Most of the people I know have suffered from social anxiety at one point of another in their lives. Although it is completely normal to be shy when in a new situation, sometimes, it’s more than that. Social anxiety is a diagnosable disorder, but just like anything else, it can be dealt with and solved.

Below are five steps you can follow to ease your anxiety.

1. Compare the anticipated with the actual.

A lot of the times imagining the social situation you will encounter feels a lot worse than when you are truly there. Our brains have the habit of jumping into worst-case scenarios making us highly agitated and nervous when thinking about an upcoming event. So, the next time you are in a social gathering, try to compare the actual results with what you've anticipated, you’ll notice that your brain might have over-exaggerated a little. Things aren't as bad as you thought.

2. Take an active role.

When we’re invited to a party or an event, standing there alone definitely is awkward. But the thing is, a lot of the awkwardness stems from not having a defined role, so try to have one. Volunteer to play host or help out with the tasks; it helps you have a purpose and dilutes the nervousness you feel. You can round up people to take pictures, you can usher people in, and other roles as well. The thing is, when you are forced to interact with people, it becomes less scary.

Related: What are anxiety disorders exactly?

3. Push yourself a little bit further every time.

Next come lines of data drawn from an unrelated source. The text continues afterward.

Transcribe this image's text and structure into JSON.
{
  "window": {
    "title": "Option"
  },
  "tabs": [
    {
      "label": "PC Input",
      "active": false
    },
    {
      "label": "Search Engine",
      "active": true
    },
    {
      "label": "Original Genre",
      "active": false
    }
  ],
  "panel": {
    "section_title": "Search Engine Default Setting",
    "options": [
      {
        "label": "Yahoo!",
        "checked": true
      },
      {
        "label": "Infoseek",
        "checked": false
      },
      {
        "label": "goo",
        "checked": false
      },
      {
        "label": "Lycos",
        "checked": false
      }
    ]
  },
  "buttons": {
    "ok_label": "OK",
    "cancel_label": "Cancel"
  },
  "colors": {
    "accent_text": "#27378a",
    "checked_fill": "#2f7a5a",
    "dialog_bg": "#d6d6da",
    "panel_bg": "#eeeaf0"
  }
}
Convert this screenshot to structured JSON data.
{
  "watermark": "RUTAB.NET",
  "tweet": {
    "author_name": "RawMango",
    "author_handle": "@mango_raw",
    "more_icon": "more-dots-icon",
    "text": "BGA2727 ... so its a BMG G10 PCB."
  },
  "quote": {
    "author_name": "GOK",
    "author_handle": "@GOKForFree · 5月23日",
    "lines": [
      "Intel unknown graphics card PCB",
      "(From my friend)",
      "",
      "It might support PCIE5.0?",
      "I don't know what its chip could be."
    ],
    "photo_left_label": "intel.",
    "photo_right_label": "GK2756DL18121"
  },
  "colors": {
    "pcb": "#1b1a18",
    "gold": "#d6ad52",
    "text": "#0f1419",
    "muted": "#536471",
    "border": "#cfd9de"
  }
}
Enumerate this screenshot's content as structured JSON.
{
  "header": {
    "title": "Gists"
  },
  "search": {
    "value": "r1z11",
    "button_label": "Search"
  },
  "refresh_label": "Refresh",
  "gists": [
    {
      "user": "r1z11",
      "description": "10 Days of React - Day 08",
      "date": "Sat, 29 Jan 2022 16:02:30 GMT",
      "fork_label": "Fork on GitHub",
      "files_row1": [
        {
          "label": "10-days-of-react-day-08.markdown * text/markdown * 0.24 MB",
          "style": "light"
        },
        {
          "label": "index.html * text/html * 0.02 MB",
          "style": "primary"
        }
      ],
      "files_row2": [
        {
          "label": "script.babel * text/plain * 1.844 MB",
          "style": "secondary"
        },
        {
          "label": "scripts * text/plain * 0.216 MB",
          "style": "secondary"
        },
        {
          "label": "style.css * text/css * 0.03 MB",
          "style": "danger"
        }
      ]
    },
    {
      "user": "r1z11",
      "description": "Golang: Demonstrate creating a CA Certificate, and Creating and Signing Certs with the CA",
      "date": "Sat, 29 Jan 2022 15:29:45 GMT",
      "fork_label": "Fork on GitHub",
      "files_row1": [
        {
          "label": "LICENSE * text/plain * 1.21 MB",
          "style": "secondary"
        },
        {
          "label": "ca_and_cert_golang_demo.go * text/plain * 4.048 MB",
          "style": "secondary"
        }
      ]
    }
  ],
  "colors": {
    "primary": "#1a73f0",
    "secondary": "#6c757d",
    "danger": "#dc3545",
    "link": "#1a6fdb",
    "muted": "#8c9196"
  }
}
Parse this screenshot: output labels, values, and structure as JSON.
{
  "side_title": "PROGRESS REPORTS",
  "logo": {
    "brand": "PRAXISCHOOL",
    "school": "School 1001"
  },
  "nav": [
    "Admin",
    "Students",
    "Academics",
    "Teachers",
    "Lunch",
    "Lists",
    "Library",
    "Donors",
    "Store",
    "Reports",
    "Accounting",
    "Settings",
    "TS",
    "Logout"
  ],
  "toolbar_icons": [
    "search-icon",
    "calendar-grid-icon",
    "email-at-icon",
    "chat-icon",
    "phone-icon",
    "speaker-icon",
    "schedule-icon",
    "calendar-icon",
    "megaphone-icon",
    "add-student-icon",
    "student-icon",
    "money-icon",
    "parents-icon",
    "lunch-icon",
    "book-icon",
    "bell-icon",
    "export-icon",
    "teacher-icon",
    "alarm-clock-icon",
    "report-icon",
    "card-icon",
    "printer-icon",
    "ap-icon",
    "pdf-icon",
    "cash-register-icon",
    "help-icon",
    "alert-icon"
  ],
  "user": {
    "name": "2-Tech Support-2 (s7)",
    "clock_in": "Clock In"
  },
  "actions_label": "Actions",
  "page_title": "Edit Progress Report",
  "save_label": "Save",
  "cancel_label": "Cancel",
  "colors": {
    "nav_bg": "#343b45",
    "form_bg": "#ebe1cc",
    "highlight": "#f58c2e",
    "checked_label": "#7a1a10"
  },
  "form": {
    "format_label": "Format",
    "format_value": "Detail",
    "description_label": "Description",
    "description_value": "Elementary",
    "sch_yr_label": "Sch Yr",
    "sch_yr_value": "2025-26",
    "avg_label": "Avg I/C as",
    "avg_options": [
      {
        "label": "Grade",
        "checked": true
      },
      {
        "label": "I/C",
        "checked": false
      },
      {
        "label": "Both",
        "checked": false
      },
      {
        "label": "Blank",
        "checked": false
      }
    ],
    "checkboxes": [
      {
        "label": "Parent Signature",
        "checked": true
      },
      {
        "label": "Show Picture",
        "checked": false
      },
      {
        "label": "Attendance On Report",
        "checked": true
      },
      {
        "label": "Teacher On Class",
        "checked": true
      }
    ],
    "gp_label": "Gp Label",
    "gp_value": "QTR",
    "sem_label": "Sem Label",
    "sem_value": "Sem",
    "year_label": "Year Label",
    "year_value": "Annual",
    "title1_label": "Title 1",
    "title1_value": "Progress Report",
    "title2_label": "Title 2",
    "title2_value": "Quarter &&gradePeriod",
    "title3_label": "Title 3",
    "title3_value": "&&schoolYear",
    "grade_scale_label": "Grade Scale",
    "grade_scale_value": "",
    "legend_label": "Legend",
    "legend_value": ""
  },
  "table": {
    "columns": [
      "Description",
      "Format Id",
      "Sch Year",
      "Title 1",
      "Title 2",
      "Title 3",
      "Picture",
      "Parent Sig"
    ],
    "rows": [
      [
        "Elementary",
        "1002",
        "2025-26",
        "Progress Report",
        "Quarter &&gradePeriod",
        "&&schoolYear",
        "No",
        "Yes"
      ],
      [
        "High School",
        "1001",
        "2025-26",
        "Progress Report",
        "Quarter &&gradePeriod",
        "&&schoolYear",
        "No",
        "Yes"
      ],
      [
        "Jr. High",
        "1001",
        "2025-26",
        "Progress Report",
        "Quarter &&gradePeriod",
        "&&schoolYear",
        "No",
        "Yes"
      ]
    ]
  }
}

If you’re afraid of water, you’ll probably start off at the shallow end, so do the same with social anxiety. You can’t expect yourself to jump right into a crowded lecture and openly ask questions, but you can start by asking your professor after class, then asking a question in a small class, and so on.

4. Ask questions.

One good way to interact with others without having to talk a lot is asking open-ended questions. "What would you recommend I read?" or "I am planning on going on a vacation, do you have any suggestions?". These are good examples of questions to ask to fuel a conversation but have the other party participate more. People love nothing more than talking about themselves and their past experiences, so ask these questions to give them that chance.

5. Keep on attending.

No matter how annoyed you might feel at first, keep attending the social gatherings, maybe try to find gatherings that fit into your personal interests. If you like singing, try joining a choir, if you like reading, join a book club in your town. The most important thing it, keep showing up and keep trying.